Coconut-Pecan Cake Ingredients:
1 cup firmly packed, sweetened shredded coconut
¾ cup pecan halves, toasted
2 cups of sugar
2 ¼ cups all-purpose flour
1 tablespoon baking powder
¾ teaspoon salt
1 ½ stick unsalted butter, softened¼ cup cream of coconut
4 large eggs
1 cup plus 2 tablespoons unsweetened coconut milk
Coconut-Pecan Cake Filling Ingredients:
2 large egg yolks, lightly beaten
¾ cup sweetened condensed milk
4 tablespoons unsalted butter
1 tablespoon cream of coconut
1 cup shredded coconut
Coconut-Pecan Cake Procedure: Preheat oven to 350°F. Grease two 9-inch round cake pans and line the bottom of each with a circle of parchment paper. Grease the parchment paper, then dust with flour, tapping out any excess. Finely grind the coconut in a food processor, then transfer to a bowl. Add the walnuts to the processor, along with two tablespoons of the sugar, and finely grind them. Sift together the flour, baking powder, and salt into a large bowl. Stir in the ground coconut and pecans.
In the bowl of an electric mixer fitted with the paddle attachment, beat the butter, cream of coconut, and the remaining 1 ¼ cups plus 2 tablespoons sugar on high speed until light and fluffy, about four minutes. Beat in the eggs one at a time, beating well after each addition, then beat in the coconut extract. Add the flour mixture in three batches, alternating with the coconut milk, starting and ending with flour mixture.
Divide the batter between the prepared pans and smooth the top of each with a spatula. Bake until the cakes are golden and a tester comes out clean, 30 to 35 minutes. Let the cakes cool in the pan on a rack for 30 minutes. Run a knife around the edge of each cake, invert onto a wire rack, and remove the parchment. Let cool completely.
While the cakes are cooling, prepare the filling. Place the egg yolks in a small heatproof bowl. Combine the condensed milk, butter, and cream of coconut in a small saucepan and cook over medium-low heat for four minutes, stirring constantly, until hot. Whisk one-third of the hot milk mixture into the egg yolks. Transfer the egg mixture to the saucepan of milk and whisk constantly over medium-low heat until the consistency of pudding, about 4 minutes. Do not allow the custard to become too thick. Transfer the custard to a bowl and stir in the shredded coconut. Let cool completely.
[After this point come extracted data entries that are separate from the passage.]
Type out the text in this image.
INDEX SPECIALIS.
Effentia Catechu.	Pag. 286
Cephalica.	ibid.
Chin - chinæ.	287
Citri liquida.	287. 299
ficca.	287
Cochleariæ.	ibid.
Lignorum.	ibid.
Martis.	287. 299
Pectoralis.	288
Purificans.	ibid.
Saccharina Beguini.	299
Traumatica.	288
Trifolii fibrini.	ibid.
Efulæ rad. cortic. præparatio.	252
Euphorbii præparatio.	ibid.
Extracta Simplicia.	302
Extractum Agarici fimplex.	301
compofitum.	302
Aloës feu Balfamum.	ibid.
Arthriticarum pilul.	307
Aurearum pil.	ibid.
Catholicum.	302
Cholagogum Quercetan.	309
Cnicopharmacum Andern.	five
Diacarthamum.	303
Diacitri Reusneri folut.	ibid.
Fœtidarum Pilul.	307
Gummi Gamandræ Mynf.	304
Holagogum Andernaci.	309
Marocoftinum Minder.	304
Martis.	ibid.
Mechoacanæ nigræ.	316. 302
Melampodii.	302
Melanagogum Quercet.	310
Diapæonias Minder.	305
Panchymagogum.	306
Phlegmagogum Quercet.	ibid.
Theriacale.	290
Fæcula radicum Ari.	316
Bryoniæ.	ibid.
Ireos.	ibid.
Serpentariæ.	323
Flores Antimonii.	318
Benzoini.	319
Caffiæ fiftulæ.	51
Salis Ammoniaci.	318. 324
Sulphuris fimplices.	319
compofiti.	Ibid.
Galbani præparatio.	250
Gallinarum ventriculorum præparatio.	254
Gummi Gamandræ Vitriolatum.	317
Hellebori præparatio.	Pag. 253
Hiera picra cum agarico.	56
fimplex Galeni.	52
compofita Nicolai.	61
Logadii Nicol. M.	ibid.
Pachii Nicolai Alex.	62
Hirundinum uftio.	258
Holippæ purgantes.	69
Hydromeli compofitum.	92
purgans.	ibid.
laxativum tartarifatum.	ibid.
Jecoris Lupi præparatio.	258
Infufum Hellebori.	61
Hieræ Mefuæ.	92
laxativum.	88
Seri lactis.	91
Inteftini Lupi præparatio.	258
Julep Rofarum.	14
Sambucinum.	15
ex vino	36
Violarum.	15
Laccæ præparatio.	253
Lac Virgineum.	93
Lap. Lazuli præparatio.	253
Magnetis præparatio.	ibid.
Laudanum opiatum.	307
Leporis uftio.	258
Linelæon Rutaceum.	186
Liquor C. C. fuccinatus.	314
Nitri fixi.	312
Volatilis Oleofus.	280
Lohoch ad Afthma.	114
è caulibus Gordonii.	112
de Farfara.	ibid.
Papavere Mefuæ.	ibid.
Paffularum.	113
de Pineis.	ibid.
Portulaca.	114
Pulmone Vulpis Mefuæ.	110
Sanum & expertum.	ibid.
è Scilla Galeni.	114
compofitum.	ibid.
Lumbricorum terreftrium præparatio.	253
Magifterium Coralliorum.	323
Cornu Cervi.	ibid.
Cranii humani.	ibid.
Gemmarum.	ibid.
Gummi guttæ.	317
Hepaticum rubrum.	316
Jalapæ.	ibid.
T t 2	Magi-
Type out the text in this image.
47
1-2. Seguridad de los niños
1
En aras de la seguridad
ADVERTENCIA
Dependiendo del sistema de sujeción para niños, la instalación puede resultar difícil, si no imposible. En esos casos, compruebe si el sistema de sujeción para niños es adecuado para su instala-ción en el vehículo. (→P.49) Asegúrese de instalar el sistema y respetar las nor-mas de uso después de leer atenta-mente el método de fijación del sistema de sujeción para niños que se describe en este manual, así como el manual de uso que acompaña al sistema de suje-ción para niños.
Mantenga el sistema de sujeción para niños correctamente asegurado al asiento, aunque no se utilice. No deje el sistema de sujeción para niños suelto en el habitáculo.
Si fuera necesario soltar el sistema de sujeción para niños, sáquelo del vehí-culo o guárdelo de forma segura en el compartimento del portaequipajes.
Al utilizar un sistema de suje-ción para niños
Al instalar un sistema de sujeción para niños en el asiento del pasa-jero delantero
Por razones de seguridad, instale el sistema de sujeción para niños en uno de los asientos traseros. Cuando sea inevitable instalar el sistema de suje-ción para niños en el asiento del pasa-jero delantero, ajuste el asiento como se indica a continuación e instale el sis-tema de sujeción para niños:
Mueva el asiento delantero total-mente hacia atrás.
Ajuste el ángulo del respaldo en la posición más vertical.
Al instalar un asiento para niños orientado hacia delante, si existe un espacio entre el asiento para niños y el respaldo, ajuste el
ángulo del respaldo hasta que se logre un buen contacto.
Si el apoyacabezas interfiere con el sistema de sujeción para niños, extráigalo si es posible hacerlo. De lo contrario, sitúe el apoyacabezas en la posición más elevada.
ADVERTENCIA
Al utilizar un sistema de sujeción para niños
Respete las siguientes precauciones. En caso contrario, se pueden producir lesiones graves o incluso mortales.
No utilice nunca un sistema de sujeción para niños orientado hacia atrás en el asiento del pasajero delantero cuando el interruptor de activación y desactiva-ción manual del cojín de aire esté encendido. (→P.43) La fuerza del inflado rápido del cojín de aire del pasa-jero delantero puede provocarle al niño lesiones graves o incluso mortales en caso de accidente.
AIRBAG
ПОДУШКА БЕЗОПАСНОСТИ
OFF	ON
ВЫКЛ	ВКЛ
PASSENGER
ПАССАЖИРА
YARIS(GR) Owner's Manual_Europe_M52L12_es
To assemble the cake, cut each cake horizontally in half. Build the layer cake in a cake pan: Place one layer in the bottom of a 9-inch cake pan. Moisten the top with some of the simple syrup. Spread ½ cup of the coconut filling in a thin, even layer with an offset spatula. Repeat to make two more layers of cake and filling, then place the last layer on top. Refrigerate the cake for about one hour. To unmold, run a spatula around the edges of the chilled cake, invert a cake plate over the top, and flip the cake over onto the plate.
To make the icing, whip the cream with the confectioners’ sugar and coconut extract until stiff peaks form. Spread the whipped cream on the top and sides of the cake and sprinkle with toasted coconut. Refrigerate until ready to serve. Serves 12 to 14.